Article Preview
TopIntroduction1
Wireless embedded camera sensors have become ubiquitous components in various imaging applications, such as public safety and security systems, smart building operations, intelligent transportation, and remote health care. Rather than merely presenting raw data collected by camera sensors to the user, an application usually aims to automatically discover and extract meaningful information from the camera sensors and to achieve as much autonomy as possible in the physical system. Automatic video data analysis tools, which could detect, recognize, track objects of interest, and understand their behaviors, have become indispensable components in today’s imaging applications.
The performance of automatic analysis methods relies on the quality of images that are processed. It is therefore essential to introduce objective metrics for predicting the quality of images evaluated by automatic analysis algorithms. In the field of image quality assessment (IQA), a diverse range of image quality models, ranging from full-reference to reduced-reference and no-reference ones, were designed for predicting the perceptual quality evaluated by human subjects (Ma et al., 2018, pp. 1202-1213; Wang et al., 2018, pp. 1-14; Wang, Bovik, Sheikh, & Simoncelli, 2004, pp. 600-612).
The quality of a video sequence judged by an automatic analysis algorithm, however, is not necessarily sensitive to the same factors that drive human perceptions.
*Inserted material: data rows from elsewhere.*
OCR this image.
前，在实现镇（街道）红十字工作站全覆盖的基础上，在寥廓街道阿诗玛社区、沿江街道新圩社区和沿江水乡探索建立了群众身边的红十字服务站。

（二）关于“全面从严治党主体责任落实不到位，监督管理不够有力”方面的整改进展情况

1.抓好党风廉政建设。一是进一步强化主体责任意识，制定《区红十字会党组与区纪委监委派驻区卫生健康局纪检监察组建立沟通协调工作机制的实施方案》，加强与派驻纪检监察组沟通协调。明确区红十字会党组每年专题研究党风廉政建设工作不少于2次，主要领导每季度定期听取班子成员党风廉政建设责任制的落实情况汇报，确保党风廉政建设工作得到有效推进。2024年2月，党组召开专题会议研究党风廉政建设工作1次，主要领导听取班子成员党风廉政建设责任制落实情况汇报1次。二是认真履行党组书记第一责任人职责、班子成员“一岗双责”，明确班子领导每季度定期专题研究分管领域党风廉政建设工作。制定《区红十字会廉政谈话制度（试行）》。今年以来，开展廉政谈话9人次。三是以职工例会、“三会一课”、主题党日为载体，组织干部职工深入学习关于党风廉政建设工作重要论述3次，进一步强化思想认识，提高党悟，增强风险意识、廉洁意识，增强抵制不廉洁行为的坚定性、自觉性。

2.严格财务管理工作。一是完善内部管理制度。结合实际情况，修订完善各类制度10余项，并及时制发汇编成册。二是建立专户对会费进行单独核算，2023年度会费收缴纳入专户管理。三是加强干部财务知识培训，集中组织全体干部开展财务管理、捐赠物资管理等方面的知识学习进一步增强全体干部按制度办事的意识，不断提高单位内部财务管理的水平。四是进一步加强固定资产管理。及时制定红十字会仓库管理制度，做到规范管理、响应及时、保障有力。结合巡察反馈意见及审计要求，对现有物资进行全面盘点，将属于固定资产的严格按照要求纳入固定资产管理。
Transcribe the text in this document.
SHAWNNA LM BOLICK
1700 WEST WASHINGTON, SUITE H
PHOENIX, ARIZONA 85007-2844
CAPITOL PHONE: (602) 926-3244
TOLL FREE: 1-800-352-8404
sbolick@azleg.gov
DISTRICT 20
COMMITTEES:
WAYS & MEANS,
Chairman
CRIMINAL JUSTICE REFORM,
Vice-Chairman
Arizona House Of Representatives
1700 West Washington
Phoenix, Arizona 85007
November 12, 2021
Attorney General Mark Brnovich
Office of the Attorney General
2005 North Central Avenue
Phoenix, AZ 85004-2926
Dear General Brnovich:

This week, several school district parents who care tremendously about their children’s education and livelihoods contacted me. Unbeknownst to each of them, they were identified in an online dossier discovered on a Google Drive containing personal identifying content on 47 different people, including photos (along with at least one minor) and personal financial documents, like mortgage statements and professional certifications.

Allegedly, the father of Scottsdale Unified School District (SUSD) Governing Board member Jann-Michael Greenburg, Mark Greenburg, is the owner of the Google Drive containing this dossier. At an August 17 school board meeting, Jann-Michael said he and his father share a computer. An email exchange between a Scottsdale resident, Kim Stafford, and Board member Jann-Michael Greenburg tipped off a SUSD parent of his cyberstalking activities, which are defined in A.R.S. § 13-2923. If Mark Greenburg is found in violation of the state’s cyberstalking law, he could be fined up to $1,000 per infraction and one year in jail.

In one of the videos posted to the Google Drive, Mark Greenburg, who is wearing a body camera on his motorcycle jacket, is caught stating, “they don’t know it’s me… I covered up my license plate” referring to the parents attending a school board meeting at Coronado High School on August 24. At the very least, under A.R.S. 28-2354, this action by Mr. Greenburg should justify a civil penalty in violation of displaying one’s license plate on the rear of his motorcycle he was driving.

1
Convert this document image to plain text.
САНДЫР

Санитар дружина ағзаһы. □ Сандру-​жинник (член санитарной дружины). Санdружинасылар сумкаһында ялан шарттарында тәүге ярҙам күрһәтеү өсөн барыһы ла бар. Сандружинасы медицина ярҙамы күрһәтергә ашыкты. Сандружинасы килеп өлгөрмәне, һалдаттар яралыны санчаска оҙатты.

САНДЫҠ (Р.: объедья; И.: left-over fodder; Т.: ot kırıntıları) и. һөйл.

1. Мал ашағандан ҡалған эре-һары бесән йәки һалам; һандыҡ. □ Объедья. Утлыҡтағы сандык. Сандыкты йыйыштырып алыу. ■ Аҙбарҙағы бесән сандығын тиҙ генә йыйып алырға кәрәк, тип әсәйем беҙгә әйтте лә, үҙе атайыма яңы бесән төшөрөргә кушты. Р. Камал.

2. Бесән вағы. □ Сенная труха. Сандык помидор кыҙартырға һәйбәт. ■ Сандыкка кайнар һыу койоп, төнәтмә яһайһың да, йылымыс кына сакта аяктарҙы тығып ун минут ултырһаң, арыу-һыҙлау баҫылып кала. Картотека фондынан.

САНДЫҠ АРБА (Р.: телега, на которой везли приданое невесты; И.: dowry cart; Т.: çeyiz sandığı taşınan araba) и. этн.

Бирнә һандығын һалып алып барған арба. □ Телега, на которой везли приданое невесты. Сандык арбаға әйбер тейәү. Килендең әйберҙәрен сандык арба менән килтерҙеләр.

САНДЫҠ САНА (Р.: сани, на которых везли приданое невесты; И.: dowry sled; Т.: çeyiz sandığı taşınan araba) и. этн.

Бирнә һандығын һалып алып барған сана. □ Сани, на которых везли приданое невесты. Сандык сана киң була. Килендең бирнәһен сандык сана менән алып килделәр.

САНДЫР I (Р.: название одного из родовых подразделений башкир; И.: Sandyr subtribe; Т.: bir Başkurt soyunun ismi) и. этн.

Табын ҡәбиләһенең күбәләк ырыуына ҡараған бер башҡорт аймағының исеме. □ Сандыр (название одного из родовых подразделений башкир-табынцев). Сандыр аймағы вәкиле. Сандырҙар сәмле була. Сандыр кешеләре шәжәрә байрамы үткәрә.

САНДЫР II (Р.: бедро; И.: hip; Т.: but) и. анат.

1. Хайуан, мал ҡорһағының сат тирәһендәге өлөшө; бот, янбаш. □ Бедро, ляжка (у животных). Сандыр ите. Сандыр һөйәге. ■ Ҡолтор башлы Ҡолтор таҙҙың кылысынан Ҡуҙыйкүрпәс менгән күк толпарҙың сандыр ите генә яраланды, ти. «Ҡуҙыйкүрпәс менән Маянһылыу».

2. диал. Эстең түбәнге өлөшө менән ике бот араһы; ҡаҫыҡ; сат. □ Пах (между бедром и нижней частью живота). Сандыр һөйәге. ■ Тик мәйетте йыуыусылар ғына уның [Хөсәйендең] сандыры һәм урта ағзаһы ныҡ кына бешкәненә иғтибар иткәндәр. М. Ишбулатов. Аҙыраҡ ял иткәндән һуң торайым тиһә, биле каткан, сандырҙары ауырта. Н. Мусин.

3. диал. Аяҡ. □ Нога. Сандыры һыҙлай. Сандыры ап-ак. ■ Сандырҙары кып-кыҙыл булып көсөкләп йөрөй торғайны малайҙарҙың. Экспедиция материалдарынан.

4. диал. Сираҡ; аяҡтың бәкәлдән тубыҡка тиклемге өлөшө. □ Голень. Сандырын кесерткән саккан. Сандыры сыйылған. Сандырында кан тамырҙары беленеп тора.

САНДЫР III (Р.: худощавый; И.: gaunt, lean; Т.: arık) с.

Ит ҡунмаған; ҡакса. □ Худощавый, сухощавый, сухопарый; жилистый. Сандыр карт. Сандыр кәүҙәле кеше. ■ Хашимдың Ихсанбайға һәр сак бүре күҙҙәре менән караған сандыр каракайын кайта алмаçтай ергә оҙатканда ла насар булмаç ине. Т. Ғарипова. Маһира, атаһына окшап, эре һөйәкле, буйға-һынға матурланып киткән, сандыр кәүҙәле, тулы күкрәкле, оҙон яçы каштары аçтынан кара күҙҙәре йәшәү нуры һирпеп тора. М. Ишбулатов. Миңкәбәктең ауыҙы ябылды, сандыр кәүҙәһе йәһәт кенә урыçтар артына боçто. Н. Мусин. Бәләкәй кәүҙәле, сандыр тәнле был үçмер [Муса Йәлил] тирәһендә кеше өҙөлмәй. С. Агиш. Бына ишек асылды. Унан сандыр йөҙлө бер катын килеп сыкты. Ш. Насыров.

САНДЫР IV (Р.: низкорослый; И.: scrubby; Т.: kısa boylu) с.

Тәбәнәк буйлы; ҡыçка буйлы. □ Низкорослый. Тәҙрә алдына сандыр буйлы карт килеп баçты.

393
The perceptual image quality assessments usually try to emulate known characteristics of the human visual system (HVS), such as the contrast sensitivity and the visual attention mechanisms. The contrast sensitivity mechanism means that the HVS is sensitive to the relative luminance change rather than the absolute luminance change (Wang et al., 2004, pp. 600-612). The visual attention mechanism is that only a local area in the image can be perceived with high resolution by the human observer at one time instance at typical viewing distances, due to the foveation feature of the HVS (Yang et al., 2016, pp. 3475-3488). On the other hand, automatic analysis methods run by machines can “perceive” the absolute luminance change precisely and have a better global “view”. For example, the problem of evaluating motion imagery quality for tracking in airborne reconnaissance systems was studied in Irvine and Wood’s research (2013, p. 87130Z). It was found that automated target detection algorithms are less sensitive to spatial resolution than humans, but factors such as jitter in the temporal domain, texture complexity, edge sharpness, and level of noise have a strong effect on the performance of target detection. In our recent work (Kong, Dai, & Zhang, 2016, pp. 3797-3801), we found that unlike human beings who can easily extract and focus on a moving object from a blurred background, the performance of object detection algorithms can be affected by the quality of the background. These results suggest that new models are needed for evaluating the quality of images from the perspective of automatic analysis algorithms.
In a wireless imaging system, automatic analysis could be deployed using two strategies: in the central server on compressed videos; or at the local cameras on uncompressed videos as a preprocessing step. The impact of video compression on the accuracy of analysis algorithms has been studied in some recent works (Tahboub, Reibman, & Delp, 2017, pp. 4192-4196; Zhong, & Reibman, 2018, pp. 1-6), which aim at finding the optimal compression rates under a quality requirement. Apart from the distortion introduced by compression, the quality of an image or a video could be degraded during the data acquisition or sensing process, e.g., distortion caused by noise or motion blur, or reduced image resolution due to storage or bandwidth constraints on embedded cameras. These factors should also be taken into consideration to evaluate the quality of an image.